Creato il 13 dicembre 2011 da Chiosaluxemburg @ChiosaLuxemburg
Ingrao vs. Hessel: indignarsi non basta
Si può rimanere indifferenti quando a parlare sono due vecchi saggi come Stèphane Hessel e Pietro Ingrao? Io dico di no. Specialmente in un momento come questo in cui la confusione incalza e molti preferiscono strillare, sbraitare, anziché ragionare e reagire con dignità alla crisi. Siamo chiamati tutti a grandi sacrifici che spesso non riusciamo proprio a capire. E’ giusto indignarsi  (altri direbbero “incazzarsi”); l’importante è capire che cosa o chi ci fa indignare. L’incazzato alla Fantozzi è sempre facile preda, o del populista di turno, o del solito profeta mediatico che lo garantirà contro i cosiddetti “poteri forti” (come se esistessero dei poteri “deboli”).

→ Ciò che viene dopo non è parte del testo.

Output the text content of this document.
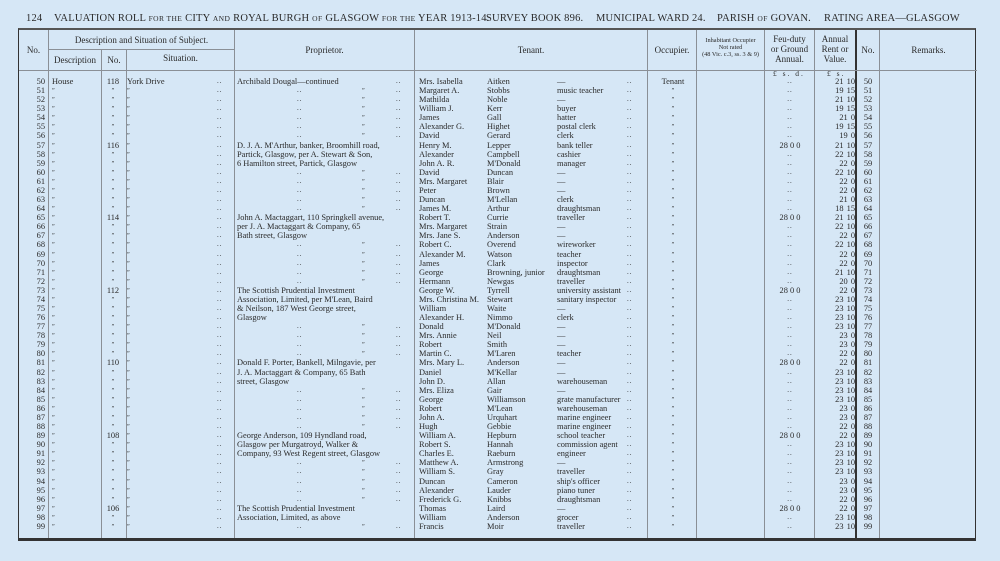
124 VALUATION ROLL FOR THE CITY AND ROYAL BURGH OF GLASGOW FOR THE YEAR 1913-14.
SURVEY BOOK 896. MUNICIPAL WARD 24. PARISH OF GOVAN. RATING AREA—GLASGOW
No.
Description and Situation of Subject.
Description	No.	Situation.
Proprietor.	Tenant.	Occupier.
Inhabitant Occupier
Not rated
(48 Vic. c.3, ss. 3 & 9)
Feu-duty
or Ground
Annual.
Annual
Rent or
Value.
No.	Remarks.
£ s. d.	£ s.
50 House	118 York Drive	.. Archibald Dougal—continued	.. Mrs. Isabella	Aitken	—	..	Tenant	..	21 10	50
51 ”	”	”	..	..	”	.. Margaret A.	Stobbs	music teacher	..	”	..	19 15	51
52 ”	”	”	..	..	”	.. Mathilda	Noble	—	..	”	..	21 10	52
53 ”	”	”	..	..	”	.. William J.	Kerr	buyer	..	”	..	19 15	53
54 ”	”	”	..	..	”	.. James	Gall	hatter	..	”	..	21 0	54
55 ”	”	”	..	..	”	.. Alexander G.	Highet	postal clerk	..	”	..	19 15	55
56 ”	”	”	..	..	”	.. David	Gerard	clerk	..	”	..	19 0	56
57 ”	116	”	.. D. J. A. M'Arthur, banker, Broomhill road,	Henry M.	Lepper	bank teller	..	”	28 0 0	21 10	57
58 ”	”	”	.. Partick, Glasgow, per A. Stewart & Son,	Alexander	Campbell	cashier	..	”	..	22 10	58
59 ”	”	”	.. 6 Hamilton street, Partick, Glasgow	John A. R.	M'Donald	manager	..	”	..	22 0	59
60 ”	”	”	..	..	”	.. David	Duncan	—	..	”	..	22 10	60
61 ”	”	”	..	..	”	.. Mrs. Margaret Blair	—	..	”	..	22 0	61
62 ”	”	”	..	..	”	.. Peter	Brown	—	..	”	..	22 0	62
63 ”	”	”	..	..	”	.. Duncan	M'Lellan	clerk	..	”	..	21 0	63
64 ”	”	”	..	..	”	.. James M.	Arthur	draughtsman	..	”	..	18 15	64
65 ”	114	”	.. John A. Mactaggart, 110 Springkell avenue,	Robert T.	Currie	traveller	..	”	28 0 0	21 10	65
66 ”	”	”	.. per J. A. Mactaggart & Company, 65	Mrs. Margaret Strain	—	..	”	..	22 10	66
67 ”	”	”	.. Bath street, Glasgow	Mrs. Jane S.	Anderson	—	..	”	..	22 0	67
68 ”	”	”	..	..	”	.. Robert C.	Overend	wireworker	..	”	..	22 10	68
69 ”	”	”	..	..	”	.. Alexander M.	Watson	teacher	..	”	..	22 0	69
70 ”	”	”	..	..	”	.. James	Clark	inspector	..	”	..	22 0	70
71 ”	”	”	..	..	”	.. George	Browning, junior draughtsman	..	”	..	21 10	71
72 ”	”	”	..	..	”	.. Hermann	Newgas	traveller	..	”	..	20 0	72
73 ”	112	”	.. The Scottish Prudential Investment	George W.	Tyrrell	university assistant ..	”	28 0 0	22 0	73
74 ”	”	”	.. Association, Limited, per M'Lean, Baird	Mrs. Christina M. Stewart	sanitary inspector ..	”	..	23 10	74
75 ”	”	”	.. & Neilson, 187 West George street,	William	Waite	—	..	”	..	23 10	75
76 ”	”	”	.. Glasgow	Alexander H.	Nimmo	clerk	..	”	..	23 10	76
77 ”	”	”	..	..	”	.. Donald	M'Donald	—	..	”	..	23 10	77
78 ”	”	”	..	..	”	.. Mrs. Annie	Neil	—	..	”	..	23 0	78
79 ”	”	”	..	..	”	.. Robert	Smith	—	..	”	..	23 0	79
80 ”	”	”	..	..	”	.. Martin C.	M'Laren	teacher	..	”	..	22 0	80
81 ”	110	”	.. Donald F. Porter, Bankell, Milngavie, per	Mrs. Mary L.	Anderson	—	..	”	28 0 0	22 0	81
82 ”	”	”	.. J. A. Mactaggart & Company, 65 Bath	Daniel	M'Kellar	—	..	”	..	23 10	82
83 ”	”	”	.. street, Glasgow	John D.	Allan	warehouseman	..	”	..	23 10	83
84 ”	”	”	..	..	”	.. Mrs. Eliza	Gair	—	..	”	..	23 10	84
85 ”	”	”	..	..	”	.. George	Williamson	grate manufacturer ..	”	..	23 10	85
86 ”	”	”	..	..	”	.. Robert	M'Lean	warehouseman	..	”	..	23 0	86
87 ”	”	”	..	..	”	.. John A.	Urquhart	marine engineer ..	”	..	23 0	87
88 ”	”	”	..	..	”	.. Hugh	Gebbie	marine engineer ..	”	..	22 0	88
89 ”	108	”	.. George Anderson, 109 Hyndland road,	William A.	Hepburn	school teacher	..	”	28 0 0	22 0	89
90 ”	”	”	.. Glasgow per Murgatroyd, Walker &	Robert S.	Hannah	commission agent ..	”	..	23 10	90
91 ”	”	”	.. Company, 93 West Regent street, Glasgow	Charles E.	Raeburn	engineer	..	”	..	23 10	91
92 ”	”	”	..	..	”	.. Matthew A.	Armstrong	—	..	”	..	23 10	92
93 ”	”	”	..	..	”	.. William S.	Gray	traveller	..	”	..	23 10	93
94 ”	”	”	..	..	”	.. Duncan	Cameron	ship's officer	..	”	..	23 0	94
95 ”	”	”	..	..	”	.. Alexander	Lauder	piano tuner	..	”	..	23 0	95
96 ”	”	”	..	..	”	.. Frederick G.	Knibbs	draughtsman	..	”	..	22 0	96
97 ”	106	”	.. The Scottish Prudential Investment	Thomas	Laird	—	..	”	28 0 0	22 0	97
98 ”	”	”	.. Association, Limited, as above	William	Anderson	grocer	..	”	..	23 10	98
99 ”	”	”	..	..	”	.. Francis	Moir	traveller	..	”	..	23 10	99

 Io sono dell’idea che prima occorre conoscere bene il nemico, e poi organizzarsi per agire saldi e compatti. Questi due anziani signori ci danno qualche utile spunto di riflessione. Come? Basta acquistare due libricini  di poco più di 60 pagine  e del costo di euro 5 cadauno: “Indignatevi!”, Stèphene Hessel, Add editore (2010);  e “ Indignarsi non basta”, Pietro Ingrao, Aliberti editore (2011).
 Vediamo innanzitutto chi sono i due personaggi in questione.
 Stèphane Hessel: un passato al servizio della resistenza francese, torturato dalla Gestapo e poi internato prima a Buchenwald e poi a Dora, riesce ad evadere per ben due volte in modo rocambolesco. Nel 1946 vince il concorso di entrata al ministero degli esteri ed intraprende la carriera diplomatica. Il suo primo incarico è prestigiosissimo: in veste di segretario di gabinetto di Henri Laugier, segretario aggiunto delle nazioni unite, Hessel sarà fra i membri della commissione incaricata di elaborare quella che diventerà la Dichiarazione Universale dei Diritti dell’Uomo. Negli anni 80’ aderirà al partito socialista di François Mitterand.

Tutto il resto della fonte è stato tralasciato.